It is a matter of great importance to make our conversation agreeable. To do so it is necessary to appear humble, patient, respectful, cordial, yielding in all lawful things and to all. Above all, we must avoid contradicting the opinion of any one, unless there should be an evident necessity for it. In that case, it should be done with all possible mildness, and with the greatest tact, without outraging the feelings of the other party. In this way, contests will be avoided, which produce only bitterness, and which ordinarily spring rather from attachment to our own opinion, than from love for truth. Believe me, that as there are no dispositions more inimical to human society than those which are given to contradiction; so there is not a person more generally loved than he who contradicts no one. -St. Francis de Sales
St. Vincent de Paul was never heard to contend or dispute about indifferent things, but took the word of others with all facility, and adapted himself to their views.
We read of St.

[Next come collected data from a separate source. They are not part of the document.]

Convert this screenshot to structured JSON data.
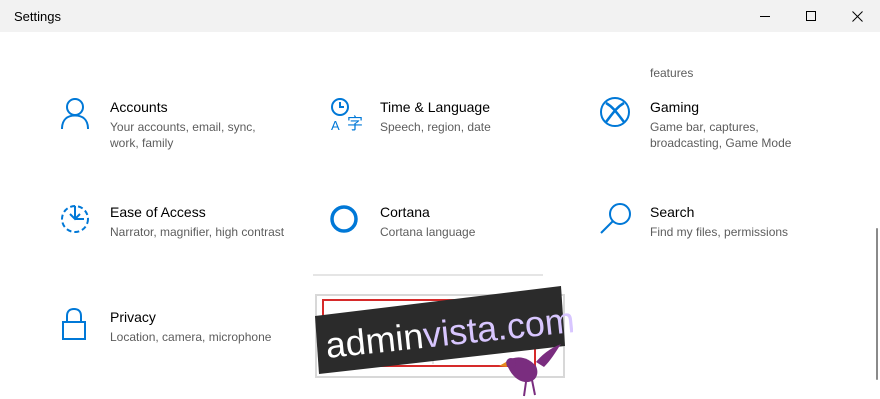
{
  "window": {
    "title": "Settings"
  },
  "partial_item": {
    "description": "features"
  },
  "tiles": [
    {
      "name": "Accounts",
      "description": "Your accounts, email, sync, work, family",
      "icon": "person-icon"
    },
    {
      "name": "Time & Language",
      "description": "Speech, region, date",
      "icon": "time-language-icon"
    },
    {
      "name": "Gaming",
      "description": "Game bar, captures, broadcasting, Game Mode",
      "icon": "xbox-icon"
    },
    {
      "name": "Ease of Access",
      "description": "Narrator, magnifier, high contrast",
      "icon": "ease-of-access-icon"
    },
    {
      "name": "Cortana",
      "description": "Cortana language",
      "icon": "cortana-icon"
    },
    {
      "name": "Search",
      "description": "Find my files, permissions",
      "icon": "search-icon"
    },
    {
      "name": "Privacy",
      "description": "Location, camera, microphone",
      "icon": "lock-icon"
    }
  ],
  "watermark": {
    "text_dark": "admin",
    "text_light": "vista.com"
  },
  "colors": {
    "accent": "#0078d7",
    "titlebar": "#f2f2f2",
    "secondary_text": "#5d5d5d"
  }
}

John Berchmans that he never quarrelled with any one. For this reason, all his companions not only loved him tenderly, but allowed themselves to be admonished and ruled by him, as if he had authority over them.
Self-love and pride are what lead us to sustain our opinions against those of our neighbor, and thus cool the love we owe him. -St. Vincent de Paul
Text from A Year With the Saints (New York: P.J. Kenedy & Sons, 1891).